Себастьян постарался сохранить спокойствие, хотя внутри у него все кипело от смеси вожделения и досады.
– Я не собираюсь извиняться за свое прошлое. Мужчина просто обязан иметь некоторый опыт.
– Судя по тому, что я слышала, твоего опыта хватило бы на десятерых.
– Почему это тебя так волнует?
– Потому что… ты напоминаешь мне кобеля, который рыщет по всем подворотням, выпрашивая объедки.
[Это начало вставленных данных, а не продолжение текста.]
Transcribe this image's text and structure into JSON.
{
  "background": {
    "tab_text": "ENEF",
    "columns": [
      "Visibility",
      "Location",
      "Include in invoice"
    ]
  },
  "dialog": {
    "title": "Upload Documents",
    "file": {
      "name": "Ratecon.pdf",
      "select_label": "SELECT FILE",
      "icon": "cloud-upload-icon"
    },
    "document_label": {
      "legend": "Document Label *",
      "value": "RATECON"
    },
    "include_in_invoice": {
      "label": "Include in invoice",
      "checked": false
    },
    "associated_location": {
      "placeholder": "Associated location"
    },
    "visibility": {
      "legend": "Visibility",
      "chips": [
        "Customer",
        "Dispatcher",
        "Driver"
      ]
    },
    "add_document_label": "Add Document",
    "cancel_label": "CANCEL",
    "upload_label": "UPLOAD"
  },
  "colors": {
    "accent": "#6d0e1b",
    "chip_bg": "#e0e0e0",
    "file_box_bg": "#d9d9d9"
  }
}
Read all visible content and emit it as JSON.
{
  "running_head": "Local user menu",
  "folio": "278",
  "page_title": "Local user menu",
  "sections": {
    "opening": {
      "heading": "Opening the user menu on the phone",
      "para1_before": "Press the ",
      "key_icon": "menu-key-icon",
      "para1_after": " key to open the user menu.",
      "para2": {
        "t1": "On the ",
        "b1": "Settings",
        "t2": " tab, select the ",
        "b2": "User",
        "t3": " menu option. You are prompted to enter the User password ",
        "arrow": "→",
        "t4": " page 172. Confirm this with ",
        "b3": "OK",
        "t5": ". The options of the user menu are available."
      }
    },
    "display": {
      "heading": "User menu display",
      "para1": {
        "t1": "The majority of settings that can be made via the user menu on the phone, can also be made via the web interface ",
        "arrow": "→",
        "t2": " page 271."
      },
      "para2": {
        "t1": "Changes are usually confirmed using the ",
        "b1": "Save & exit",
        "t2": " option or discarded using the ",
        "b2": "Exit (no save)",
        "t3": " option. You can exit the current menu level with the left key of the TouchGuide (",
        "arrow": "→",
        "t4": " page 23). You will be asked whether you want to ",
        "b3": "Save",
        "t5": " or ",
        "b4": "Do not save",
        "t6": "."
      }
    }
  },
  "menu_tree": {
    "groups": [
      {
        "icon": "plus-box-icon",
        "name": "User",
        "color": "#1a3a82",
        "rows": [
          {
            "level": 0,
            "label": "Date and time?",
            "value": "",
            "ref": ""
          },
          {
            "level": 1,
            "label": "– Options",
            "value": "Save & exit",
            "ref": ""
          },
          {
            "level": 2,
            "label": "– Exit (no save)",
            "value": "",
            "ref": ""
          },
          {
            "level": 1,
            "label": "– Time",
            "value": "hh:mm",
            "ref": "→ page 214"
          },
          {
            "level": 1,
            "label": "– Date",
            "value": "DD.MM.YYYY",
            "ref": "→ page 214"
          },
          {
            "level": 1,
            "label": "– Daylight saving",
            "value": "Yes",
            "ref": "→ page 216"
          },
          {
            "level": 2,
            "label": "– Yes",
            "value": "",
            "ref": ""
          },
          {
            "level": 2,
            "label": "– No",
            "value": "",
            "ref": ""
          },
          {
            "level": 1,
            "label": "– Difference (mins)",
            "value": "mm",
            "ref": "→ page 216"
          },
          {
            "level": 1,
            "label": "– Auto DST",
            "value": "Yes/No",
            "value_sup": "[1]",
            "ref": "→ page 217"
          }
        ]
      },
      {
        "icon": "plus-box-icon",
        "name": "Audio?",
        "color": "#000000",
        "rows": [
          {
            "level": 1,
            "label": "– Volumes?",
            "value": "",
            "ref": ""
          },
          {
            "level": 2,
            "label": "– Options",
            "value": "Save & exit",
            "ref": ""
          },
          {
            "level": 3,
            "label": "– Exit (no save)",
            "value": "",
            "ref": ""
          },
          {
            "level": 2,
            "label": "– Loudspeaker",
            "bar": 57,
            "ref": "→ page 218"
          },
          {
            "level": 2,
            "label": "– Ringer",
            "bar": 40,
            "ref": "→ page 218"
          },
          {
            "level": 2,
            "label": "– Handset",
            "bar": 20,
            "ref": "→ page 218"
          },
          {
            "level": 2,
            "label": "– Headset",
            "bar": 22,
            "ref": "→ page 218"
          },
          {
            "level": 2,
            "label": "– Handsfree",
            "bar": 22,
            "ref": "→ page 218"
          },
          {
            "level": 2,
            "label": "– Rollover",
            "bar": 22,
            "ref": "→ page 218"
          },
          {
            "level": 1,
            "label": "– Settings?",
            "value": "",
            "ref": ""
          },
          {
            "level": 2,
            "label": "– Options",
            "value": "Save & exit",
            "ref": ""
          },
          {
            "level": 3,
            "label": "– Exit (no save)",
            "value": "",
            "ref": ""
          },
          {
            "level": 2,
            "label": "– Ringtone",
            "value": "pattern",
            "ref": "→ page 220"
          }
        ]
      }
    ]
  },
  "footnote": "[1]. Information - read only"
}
Я не хочу быть очередной подворотней. Вся твоя жизнь доказывает, что ты не способен хранить верность одной женщине.
– То, что я не пытался этого делать, еще не значит, что я не способен на это. Я просто не хотел. И я не нуждаюсь в нравоучениях такой чопорной сучки, как ты.
При слове «сучка» Эви напряглась.
– Я попросила бы тебя не употреблять бранных выражений.
– Вполне подходящее выражение, если речь пошла о кобелях, – огрызнулся Себастьян. – Кстати, в моем случае это сравнение совершенно неуместно. К твоему сведению, это женщины гоняются за мной, а не наоборот.
– Тогда можешь отправляться к одной из них.
– О, я так и сделаю, – свирепо отозвался он. – Когда мы вернемся в Лондон, я пущусь во все тяжкие и не успокоюсь, пока очередная оргия не закончится арестом всех участников. Но пока… неужели ты действительно полагаешь, что мы сможем спать в одной постели, целомудренные, как парочка монашек на каникулах?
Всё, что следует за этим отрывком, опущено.